We can categorize materials by their appearance, like transparent, translucent, or opaque; dark or light colored; glossy or matte finish, etc. These classifications are based on how the materials transmit, absorb, and reflect light. These concepts are explained in more detail below.
When a material transmits light, it allows light to pass through (Figure 2, left), so it appears transparent or translucent. Notice that we cannot see materials that transmit all light; we see what is behind the material instead. The clear glass used in most windows is a good example.
When a material absorbs light, it captures the energy carried by the light (Figure 2, right), and transforms it into thermal energy. These materials look dark and tend to get warm when left exposed to light. Notice we also cannot see materials that absorb all light; we see the absence of light. This is shown in this super-black coating demonstration.
Figure 2. Illustrations of transmission of light (left) and absorption of light (right).
We can only see materials that reflect or bounce back light. The bouncing of light is similar to that of a bouncy ball in that the angle at which the light falls onto the reflecting surface is identical to the angle at which it bounces back (Figure 3, left). A mirror is a perfect example of reflection on a smooth material. Because it is so smooth, all light reflects at the same angle (Figure 3, middle) giving the material a shiny appearance. Materials that do not have a smooth surface, reflect light in a diffuse way (Figure 3, right). Bumps on their surface cause light to reflect in many directions. These materials appear matte.
Figure 3. Illustrations of how light reflects on surfaces.
No common material exists that transmits, absorbs, or reflects all light. For example, even though window glass looks clear to us, it still reflects a little bit of light. There is always a combination of two or all three phenomena. The ratio of light transmitted, absorbed, and reflected determines what the object looks like. Table 1 shows a list of common materials with an estimate of how much light they transmit, reflect, and absorb.
|Clear window glass||96-92||0||4-8|
In this activity, students build examples showing transmission, reflection, and absorption of light. They measure light intensity with a phone equipped with a light sensor and a sensor app and use the data to prove the phenomenon occurs. The app provides access to data from the light sensor that is built into many smartphones and measures light intensity in lux.
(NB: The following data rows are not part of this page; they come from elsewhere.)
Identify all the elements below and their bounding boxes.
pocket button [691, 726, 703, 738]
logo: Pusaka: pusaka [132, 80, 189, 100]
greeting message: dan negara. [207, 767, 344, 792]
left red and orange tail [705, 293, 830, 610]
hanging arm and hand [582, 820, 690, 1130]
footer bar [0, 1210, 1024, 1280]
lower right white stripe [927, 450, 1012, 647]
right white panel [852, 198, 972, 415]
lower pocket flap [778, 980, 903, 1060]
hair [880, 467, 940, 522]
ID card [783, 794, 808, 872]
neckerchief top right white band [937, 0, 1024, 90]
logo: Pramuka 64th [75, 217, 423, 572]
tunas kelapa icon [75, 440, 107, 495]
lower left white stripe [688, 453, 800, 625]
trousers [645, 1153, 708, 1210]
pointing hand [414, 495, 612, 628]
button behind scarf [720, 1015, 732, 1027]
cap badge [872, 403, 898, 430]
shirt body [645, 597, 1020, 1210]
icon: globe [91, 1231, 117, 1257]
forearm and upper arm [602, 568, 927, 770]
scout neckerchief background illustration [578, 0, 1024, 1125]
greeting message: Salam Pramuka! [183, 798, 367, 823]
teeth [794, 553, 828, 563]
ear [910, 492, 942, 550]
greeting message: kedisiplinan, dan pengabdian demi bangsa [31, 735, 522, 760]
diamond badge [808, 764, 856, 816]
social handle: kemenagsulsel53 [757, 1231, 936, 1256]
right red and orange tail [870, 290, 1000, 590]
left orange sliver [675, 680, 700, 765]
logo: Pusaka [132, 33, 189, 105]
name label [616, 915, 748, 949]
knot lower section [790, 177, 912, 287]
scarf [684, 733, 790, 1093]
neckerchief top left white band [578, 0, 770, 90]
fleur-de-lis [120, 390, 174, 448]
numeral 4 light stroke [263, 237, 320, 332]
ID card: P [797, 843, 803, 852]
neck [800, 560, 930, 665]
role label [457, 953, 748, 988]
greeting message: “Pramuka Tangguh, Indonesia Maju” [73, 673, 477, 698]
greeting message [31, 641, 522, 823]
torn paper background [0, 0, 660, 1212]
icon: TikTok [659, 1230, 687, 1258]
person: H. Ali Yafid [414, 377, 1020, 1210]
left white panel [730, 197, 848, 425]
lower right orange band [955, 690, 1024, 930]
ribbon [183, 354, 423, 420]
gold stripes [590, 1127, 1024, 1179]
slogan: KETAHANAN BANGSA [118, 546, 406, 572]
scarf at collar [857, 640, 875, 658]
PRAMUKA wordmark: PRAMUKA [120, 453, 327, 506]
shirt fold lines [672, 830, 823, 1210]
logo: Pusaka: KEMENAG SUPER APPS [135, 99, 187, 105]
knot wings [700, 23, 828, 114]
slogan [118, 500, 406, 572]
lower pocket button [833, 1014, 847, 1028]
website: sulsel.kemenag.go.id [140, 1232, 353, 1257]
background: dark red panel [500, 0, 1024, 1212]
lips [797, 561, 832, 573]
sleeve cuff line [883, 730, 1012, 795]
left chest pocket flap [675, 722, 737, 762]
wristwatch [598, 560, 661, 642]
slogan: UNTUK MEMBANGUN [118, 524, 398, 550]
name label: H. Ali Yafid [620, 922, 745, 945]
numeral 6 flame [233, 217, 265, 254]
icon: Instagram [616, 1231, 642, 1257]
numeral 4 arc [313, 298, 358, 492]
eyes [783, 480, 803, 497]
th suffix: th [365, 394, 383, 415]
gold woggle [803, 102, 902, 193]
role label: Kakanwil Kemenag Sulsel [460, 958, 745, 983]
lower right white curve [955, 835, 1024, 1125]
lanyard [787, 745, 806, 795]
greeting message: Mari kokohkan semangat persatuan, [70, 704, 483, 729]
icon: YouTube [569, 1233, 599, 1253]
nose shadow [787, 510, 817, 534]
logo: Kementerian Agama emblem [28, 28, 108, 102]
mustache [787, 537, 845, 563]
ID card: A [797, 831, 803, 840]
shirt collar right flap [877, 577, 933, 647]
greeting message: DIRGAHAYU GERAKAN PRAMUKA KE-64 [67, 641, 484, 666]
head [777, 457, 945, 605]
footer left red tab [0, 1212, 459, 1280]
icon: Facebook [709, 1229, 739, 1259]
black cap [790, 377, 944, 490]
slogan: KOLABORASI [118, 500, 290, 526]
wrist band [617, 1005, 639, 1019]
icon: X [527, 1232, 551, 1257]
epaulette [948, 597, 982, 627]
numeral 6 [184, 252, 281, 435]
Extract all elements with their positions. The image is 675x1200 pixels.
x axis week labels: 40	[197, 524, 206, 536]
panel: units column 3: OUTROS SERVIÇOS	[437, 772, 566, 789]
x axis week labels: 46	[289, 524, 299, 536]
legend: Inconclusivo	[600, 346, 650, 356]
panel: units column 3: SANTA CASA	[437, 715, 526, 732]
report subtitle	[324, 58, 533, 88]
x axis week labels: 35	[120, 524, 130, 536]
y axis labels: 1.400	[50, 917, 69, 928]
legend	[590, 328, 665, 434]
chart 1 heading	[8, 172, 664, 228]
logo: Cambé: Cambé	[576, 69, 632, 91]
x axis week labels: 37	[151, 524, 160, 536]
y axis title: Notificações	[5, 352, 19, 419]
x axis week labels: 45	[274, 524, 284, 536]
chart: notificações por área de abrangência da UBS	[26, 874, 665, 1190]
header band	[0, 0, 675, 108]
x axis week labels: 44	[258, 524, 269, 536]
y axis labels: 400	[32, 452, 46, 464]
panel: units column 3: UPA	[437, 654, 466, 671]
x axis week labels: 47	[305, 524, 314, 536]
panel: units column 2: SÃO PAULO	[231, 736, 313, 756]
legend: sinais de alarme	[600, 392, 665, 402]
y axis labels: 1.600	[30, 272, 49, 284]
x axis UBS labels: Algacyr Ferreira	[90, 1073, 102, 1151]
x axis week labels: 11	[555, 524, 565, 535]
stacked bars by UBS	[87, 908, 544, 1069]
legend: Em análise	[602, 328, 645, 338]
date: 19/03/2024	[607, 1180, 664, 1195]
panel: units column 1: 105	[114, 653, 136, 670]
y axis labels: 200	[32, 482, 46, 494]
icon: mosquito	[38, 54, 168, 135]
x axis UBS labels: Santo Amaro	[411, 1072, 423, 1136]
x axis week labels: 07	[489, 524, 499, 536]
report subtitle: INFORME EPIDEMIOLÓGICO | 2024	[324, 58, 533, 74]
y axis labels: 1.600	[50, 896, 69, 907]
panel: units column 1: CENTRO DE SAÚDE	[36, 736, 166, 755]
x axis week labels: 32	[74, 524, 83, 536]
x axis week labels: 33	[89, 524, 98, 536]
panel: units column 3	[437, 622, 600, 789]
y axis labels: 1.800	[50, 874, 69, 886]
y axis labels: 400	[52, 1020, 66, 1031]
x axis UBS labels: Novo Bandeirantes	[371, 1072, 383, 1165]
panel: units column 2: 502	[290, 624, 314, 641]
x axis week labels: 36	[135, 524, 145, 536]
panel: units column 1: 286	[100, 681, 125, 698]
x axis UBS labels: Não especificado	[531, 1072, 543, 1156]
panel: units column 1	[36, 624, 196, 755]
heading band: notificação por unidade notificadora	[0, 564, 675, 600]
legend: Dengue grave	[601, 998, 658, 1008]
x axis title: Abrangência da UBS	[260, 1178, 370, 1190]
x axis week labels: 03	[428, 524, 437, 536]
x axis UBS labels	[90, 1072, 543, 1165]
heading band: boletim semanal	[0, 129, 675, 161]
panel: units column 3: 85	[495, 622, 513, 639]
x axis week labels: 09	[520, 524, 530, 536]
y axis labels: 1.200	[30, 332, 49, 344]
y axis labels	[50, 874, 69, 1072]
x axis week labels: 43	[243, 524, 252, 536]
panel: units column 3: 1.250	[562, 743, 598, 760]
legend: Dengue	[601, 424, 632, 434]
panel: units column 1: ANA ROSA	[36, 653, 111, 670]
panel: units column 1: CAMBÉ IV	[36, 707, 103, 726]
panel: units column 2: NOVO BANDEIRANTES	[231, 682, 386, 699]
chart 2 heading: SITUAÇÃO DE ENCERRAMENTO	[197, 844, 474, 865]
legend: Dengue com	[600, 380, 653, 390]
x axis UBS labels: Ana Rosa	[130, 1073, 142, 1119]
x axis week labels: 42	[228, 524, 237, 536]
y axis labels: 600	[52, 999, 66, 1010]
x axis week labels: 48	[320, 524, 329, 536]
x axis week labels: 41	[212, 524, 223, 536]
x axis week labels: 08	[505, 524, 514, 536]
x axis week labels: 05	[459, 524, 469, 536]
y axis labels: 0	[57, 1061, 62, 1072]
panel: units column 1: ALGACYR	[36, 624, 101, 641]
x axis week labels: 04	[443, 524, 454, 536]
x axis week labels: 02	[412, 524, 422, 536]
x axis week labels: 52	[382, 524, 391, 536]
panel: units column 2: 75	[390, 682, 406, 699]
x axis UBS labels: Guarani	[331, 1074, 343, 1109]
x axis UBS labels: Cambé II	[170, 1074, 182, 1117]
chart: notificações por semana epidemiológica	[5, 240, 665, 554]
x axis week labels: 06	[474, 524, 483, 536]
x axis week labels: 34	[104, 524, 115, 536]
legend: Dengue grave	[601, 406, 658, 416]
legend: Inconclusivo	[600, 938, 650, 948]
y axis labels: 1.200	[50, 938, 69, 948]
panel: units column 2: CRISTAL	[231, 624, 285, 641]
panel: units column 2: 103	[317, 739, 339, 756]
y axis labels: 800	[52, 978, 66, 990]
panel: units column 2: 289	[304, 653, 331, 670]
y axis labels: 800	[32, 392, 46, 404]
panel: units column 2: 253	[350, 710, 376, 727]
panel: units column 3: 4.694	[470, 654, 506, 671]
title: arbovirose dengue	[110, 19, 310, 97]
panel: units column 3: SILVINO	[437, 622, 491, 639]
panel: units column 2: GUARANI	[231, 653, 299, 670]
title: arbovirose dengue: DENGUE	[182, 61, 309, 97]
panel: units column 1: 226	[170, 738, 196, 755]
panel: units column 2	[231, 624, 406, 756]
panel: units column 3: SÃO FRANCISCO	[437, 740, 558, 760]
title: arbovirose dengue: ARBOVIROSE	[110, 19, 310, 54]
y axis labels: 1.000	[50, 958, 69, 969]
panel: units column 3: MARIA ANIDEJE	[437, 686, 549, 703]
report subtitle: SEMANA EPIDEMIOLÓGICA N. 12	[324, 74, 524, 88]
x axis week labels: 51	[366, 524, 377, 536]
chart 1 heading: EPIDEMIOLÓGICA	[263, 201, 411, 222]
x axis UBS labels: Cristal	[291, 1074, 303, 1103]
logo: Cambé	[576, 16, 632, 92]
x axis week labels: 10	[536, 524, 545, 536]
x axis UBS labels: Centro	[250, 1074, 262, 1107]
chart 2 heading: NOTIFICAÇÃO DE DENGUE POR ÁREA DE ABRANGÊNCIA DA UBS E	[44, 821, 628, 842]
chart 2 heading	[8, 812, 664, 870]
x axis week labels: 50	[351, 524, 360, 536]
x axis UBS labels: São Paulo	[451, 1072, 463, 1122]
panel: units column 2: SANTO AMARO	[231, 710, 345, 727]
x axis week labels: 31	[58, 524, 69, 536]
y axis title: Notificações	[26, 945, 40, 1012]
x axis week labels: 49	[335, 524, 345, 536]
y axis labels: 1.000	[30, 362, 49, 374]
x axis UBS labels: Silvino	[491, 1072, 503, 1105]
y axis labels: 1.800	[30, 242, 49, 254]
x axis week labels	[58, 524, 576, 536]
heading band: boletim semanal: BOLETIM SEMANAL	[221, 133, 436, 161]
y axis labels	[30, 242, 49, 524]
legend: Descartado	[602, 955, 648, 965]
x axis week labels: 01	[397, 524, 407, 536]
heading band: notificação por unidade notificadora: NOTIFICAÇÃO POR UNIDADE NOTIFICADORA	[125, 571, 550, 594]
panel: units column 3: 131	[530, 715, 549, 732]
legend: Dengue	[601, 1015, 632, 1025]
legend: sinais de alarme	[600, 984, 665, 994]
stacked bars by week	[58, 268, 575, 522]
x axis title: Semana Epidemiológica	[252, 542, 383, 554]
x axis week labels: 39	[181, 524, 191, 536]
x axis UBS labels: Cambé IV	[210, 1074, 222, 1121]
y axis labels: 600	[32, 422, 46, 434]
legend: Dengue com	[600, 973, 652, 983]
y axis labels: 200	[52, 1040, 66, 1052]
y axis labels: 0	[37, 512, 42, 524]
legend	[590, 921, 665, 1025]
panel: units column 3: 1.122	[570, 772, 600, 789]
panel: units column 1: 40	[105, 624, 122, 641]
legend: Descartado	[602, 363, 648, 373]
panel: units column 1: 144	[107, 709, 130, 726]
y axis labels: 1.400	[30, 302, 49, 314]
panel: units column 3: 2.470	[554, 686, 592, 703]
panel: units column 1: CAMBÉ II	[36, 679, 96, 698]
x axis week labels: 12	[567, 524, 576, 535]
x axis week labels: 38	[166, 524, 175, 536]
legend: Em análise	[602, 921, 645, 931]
This lesson can easily be extended by looking at how colors influence reflection, absorption, and transmission. White light consists of light of all colors in the rainbow, and each color interacts independently with material. You can see this happen when you place a red transparency in front of a white flashlight. You see a red beam of light. This shows how the red transparency transmits red light and absorbs all other colors. In a similar way, a red apple looks red under white light because it reflects red light and absorbs all other colors. Under green light, the same apple looks black, as the red apple absorbs green light. These examples show how adding color to this lesson can create rich and interesting experiences.